Comporta una lotta dura e, per certi versi senza
quartiere, con gli stereotipi, le conoscenze non
fondate sullo scambio comunicativo, i pregiudizi, le
anticipazioni di ruolo, i giochi di appartenenza, le
credenze istituite, i legami fondati su condivisioni
implicite di ideologie, credi, bandiere, civiltà.
L’estraneo è l’amico ignoto.

{ Renzo Carli }

 

Quando ci volgiamo verso la cronaca di tutti i giorni, capita a volte di sentir nominare il cyberbullismo, il bullismo a scuola, atti violenti da parte di giovani verso altri giovani appartenenti a minoranze etniche e così via. Purtroppo, troppo di rado si sente parlare di una piaga che molti hanno sperimentato sulla loro pelle, ma che passa quasi sempre sotto l’uscio. Sto parlando del bullismo omofobico, una di quelle (insensate) forme di aggressività e discriminazione giovanile che colpisce altri ragazzi solo per delle caratteristiche, esteriori o interiori, fondamentalmente futili.

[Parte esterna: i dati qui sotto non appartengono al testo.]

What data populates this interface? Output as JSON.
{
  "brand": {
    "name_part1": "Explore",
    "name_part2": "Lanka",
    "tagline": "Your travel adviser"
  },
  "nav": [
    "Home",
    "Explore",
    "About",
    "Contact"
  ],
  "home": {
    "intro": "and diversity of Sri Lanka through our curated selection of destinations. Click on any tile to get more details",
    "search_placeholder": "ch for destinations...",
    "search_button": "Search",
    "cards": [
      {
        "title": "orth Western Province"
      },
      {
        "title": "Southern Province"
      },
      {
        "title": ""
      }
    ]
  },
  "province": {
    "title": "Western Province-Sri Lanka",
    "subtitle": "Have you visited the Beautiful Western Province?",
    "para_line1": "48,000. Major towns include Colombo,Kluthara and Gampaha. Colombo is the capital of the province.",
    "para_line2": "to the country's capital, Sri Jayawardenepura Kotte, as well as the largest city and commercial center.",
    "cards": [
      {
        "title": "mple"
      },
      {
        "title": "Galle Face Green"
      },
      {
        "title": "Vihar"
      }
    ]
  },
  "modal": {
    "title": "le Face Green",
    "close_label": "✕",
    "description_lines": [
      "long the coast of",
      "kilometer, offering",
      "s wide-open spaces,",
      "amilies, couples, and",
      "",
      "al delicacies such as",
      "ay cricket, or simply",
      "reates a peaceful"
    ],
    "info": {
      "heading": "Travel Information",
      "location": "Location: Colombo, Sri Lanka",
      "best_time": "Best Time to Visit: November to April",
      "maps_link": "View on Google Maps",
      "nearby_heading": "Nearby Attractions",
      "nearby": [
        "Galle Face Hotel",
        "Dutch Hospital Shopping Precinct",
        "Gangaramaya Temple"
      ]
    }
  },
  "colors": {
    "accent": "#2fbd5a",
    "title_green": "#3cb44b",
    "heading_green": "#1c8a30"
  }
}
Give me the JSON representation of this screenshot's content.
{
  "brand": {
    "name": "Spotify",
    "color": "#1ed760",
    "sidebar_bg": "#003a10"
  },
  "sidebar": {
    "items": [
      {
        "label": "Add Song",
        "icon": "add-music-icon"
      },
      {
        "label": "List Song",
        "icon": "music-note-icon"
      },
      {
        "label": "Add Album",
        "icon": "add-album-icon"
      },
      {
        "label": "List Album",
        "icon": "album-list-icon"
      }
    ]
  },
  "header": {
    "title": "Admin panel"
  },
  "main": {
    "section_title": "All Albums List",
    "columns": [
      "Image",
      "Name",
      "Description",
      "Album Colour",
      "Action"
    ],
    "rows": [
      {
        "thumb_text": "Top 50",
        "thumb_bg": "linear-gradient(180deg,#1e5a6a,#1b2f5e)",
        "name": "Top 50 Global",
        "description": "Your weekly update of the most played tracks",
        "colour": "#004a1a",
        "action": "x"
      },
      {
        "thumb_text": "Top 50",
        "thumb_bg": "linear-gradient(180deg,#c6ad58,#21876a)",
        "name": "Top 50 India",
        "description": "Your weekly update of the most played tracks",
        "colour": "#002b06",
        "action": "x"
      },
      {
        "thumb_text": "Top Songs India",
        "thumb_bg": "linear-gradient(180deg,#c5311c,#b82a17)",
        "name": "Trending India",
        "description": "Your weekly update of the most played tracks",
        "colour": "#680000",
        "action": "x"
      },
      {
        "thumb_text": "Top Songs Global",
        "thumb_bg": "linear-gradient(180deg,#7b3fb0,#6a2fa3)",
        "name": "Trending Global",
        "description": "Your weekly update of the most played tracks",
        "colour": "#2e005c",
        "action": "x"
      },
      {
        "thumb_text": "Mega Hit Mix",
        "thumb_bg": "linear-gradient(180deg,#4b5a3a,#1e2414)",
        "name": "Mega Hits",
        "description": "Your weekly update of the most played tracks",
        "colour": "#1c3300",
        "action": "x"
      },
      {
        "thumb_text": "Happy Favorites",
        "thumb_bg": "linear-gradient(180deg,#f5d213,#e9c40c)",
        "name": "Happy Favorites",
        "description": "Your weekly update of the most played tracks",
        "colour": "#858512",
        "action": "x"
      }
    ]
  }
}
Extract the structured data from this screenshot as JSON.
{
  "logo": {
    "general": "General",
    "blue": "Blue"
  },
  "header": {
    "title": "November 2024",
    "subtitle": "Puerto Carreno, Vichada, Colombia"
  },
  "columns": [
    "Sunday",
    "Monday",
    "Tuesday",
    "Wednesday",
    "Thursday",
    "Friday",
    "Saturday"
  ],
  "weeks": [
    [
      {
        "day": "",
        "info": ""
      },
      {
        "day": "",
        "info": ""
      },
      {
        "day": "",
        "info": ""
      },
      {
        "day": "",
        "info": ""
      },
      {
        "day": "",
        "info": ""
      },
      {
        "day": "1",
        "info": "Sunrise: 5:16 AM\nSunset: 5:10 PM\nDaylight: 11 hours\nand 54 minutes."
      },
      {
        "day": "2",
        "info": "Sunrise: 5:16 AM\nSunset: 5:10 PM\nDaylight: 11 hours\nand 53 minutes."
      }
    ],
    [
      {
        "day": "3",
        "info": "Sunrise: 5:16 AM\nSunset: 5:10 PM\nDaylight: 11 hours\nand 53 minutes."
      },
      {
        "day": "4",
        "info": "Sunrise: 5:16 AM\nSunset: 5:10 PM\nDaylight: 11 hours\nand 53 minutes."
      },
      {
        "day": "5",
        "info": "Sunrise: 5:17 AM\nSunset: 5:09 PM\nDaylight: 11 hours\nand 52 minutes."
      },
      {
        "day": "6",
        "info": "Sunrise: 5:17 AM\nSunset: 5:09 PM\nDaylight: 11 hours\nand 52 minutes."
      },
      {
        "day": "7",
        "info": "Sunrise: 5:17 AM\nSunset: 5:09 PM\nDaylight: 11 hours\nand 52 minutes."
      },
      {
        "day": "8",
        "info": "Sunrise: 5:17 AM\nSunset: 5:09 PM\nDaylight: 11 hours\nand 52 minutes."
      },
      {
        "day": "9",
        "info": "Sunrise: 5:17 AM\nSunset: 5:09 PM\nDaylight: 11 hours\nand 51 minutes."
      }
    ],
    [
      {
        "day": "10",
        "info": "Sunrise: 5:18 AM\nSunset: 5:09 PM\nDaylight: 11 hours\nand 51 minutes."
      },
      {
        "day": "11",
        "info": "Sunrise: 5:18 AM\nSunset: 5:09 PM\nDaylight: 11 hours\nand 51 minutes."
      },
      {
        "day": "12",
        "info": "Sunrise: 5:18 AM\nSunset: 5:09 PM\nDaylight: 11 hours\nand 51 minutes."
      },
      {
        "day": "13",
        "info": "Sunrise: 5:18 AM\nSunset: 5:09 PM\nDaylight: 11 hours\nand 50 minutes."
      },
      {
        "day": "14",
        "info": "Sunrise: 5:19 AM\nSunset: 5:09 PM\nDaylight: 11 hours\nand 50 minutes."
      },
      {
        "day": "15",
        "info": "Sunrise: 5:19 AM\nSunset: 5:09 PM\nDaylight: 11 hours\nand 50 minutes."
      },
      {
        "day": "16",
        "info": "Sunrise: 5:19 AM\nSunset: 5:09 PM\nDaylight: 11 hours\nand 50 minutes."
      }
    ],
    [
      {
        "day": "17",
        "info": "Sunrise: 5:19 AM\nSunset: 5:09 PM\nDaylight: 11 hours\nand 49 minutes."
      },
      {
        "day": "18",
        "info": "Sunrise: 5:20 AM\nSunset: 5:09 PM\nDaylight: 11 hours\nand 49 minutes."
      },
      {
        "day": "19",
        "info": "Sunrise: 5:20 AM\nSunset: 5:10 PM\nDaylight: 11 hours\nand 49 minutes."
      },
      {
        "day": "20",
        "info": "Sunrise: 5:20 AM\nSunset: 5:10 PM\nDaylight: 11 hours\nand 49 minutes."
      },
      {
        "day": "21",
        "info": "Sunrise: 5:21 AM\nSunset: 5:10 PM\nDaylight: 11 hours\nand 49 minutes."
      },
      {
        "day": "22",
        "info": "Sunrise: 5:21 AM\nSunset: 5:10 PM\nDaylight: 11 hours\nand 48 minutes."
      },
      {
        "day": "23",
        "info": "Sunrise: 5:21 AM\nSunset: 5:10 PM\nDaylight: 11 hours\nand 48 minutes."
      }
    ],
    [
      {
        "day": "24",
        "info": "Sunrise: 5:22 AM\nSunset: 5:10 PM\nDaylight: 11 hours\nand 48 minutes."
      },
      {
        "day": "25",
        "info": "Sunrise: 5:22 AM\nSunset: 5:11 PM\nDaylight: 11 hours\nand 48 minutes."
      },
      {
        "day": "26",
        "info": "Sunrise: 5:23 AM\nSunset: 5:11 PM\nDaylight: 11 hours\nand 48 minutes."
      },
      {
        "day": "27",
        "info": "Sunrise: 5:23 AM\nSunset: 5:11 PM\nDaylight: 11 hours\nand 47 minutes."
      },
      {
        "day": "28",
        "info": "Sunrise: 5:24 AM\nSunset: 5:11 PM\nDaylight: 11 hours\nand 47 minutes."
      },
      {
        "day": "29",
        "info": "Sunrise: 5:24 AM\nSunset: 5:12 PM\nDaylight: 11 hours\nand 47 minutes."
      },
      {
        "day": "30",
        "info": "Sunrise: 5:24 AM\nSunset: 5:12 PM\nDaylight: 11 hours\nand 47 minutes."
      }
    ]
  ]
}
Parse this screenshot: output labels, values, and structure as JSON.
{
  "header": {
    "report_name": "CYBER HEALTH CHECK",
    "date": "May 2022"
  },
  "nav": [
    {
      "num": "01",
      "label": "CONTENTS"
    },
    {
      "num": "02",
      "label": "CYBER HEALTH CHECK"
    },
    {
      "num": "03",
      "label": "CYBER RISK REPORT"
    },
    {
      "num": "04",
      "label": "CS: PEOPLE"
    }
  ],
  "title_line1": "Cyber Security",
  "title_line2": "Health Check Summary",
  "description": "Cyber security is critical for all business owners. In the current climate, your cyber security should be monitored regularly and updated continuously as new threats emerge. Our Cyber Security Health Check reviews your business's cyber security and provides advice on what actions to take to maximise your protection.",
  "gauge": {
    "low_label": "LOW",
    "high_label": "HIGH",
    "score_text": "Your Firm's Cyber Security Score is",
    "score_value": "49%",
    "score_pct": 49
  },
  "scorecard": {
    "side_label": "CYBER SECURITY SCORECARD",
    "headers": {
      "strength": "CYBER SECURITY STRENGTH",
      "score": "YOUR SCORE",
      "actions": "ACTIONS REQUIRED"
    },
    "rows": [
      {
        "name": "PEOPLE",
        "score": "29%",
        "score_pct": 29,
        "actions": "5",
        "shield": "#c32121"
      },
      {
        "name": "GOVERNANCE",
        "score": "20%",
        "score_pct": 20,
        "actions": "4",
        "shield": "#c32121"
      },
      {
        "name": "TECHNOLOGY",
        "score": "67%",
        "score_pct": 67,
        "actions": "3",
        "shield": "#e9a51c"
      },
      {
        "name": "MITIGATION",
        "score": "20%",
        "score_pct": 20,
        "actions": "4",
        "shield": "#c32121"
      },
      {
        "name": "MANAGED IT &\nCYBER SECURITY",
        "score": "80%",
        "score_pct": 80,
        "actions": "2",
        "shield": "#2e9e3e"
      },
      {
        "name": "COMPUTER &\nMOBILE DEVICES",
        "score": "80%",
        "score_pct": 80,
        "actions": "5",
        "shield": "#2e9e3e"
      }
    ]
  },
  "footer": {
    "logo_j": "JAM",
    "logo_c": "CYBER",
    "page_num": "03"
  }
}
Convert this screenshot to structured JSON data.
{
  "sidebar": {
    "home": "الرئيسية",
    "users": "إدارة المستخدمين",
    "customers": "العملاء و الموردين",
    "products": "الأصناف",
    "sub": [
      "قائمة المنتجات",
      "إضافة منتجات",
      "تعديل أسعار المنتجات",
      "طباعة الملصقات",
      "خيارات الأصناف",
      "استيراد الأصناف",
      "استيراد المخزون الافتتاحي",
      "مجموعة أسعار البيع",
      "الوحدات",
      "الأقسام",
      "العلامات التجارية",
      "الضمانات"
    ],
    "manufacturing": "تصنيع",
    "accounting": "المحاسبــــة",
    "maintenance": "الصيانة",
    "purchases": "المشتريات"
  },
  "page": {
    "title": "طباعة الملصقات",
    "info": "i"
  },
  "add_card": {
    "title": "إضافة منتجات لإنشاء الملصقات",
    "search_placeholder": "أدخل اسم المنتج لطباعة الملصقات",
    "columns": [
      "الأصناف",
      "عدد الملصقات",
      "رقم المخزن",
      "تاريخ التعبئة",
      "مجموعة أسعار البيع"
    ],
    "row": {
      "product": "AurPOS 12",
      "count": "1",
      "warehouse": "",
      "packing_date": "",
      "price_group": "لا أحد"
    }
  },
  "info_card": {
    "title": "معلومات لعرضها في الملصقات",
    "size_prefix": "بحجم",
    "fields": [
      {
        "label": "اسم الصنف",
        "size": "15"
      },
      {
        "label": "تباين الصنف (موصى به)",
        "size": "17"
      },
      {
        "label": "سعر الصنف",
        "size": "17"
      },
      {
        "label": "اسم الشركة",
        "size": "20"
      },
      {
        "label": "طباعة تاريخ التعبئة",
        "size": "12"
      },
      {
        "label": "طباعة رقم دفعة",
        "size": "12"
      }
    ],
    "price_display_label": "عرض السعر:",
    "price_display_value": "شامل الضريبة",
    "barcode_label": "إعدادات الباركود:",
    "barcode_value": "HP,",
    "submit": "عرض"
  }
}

Prima di parlare specificatamente di quello omofobico, tuttavia, per capire meglio di cosa si tratti, reputo meglio fare un rapido excursus di tutto quello che riguarda il bullismo in generale.
Il bullismo viene definito da Peter Smith e Sonia Sharp come un sistematico abuso di potere: “ci saranno sempre, nei gruppi sociali, rapporti di potere fondati sulla forza, sulle dimensioni fisiche, sulle abilità, sulla personalità, sull’incisività del numero o su una gerarchia riconosciuta. Del potere si può abusare: la definizione esatta di quello che costituisce tale abuso dipende dal contesto sociale e culturale, ma è inevitabile quando si esamina il comportamento umano. Se l’abuso è sistematico, ripetuto e intenzionale, bullismo sembra il temine adatto” (P. K. Smith, S. Sharp, 1994). Non c’è alcun dubbio sul fatto che il bullismo sia un abuso di potere, caratterizzato dalla sistematicità e fondato sull’intenzionalità da parte dell’aggressore riconosciuto. Esso è un fenomeno che coinvolge almeno due individui, il bullo e la vittima, in una relazione in cui il primo attua dei comportamenti dannosi che possono essere fisici, verbali o psicologici, nei confronti del secondo. Ma, più nello specifico, possiamo parlare di bullismo quando vengono soddisfatti tre criteri:

  1. Intenzionalità, difficile da cogliere in quanto nessuno di noi è in grado di leggere nella testa altrui, è tuttavia un criterio molto importante per distinguere quando un atto aggressivo è legato o meno all’irruenza del momento o all’impulsività dell’individuo. L’intenzionalità è possibile riconoscerla dal fatto che l’episodio si ripeterà nel tempo in quanto è sistematico;
  2. Sistematicità, appunto, ovvero gli atti di bullismo tendono a ripetersi con regolarità. Possiedono inoltre un certo livello di organizzazione, in quanto l’aggressore sceglie la vittima più consona, magari esclusa socialmente o inerme, il comportamento aggressivo da adottare, i momenti ed i luoghi più adatti;
  3. Relazionalità, poiché anche se nell’immaginario collettivo si vede il bullismo come una folie à deux tra il bullo e la vittima, in realtà è un atto relazionale in cui il bullo soddisfa il proprio bisogno di intimidire e dominare un gruppo di individui in una vera e propria folie à plusieurs, ognuno dei quali all’interno della dinamica possiede e svolge un proprio rigido ruolo.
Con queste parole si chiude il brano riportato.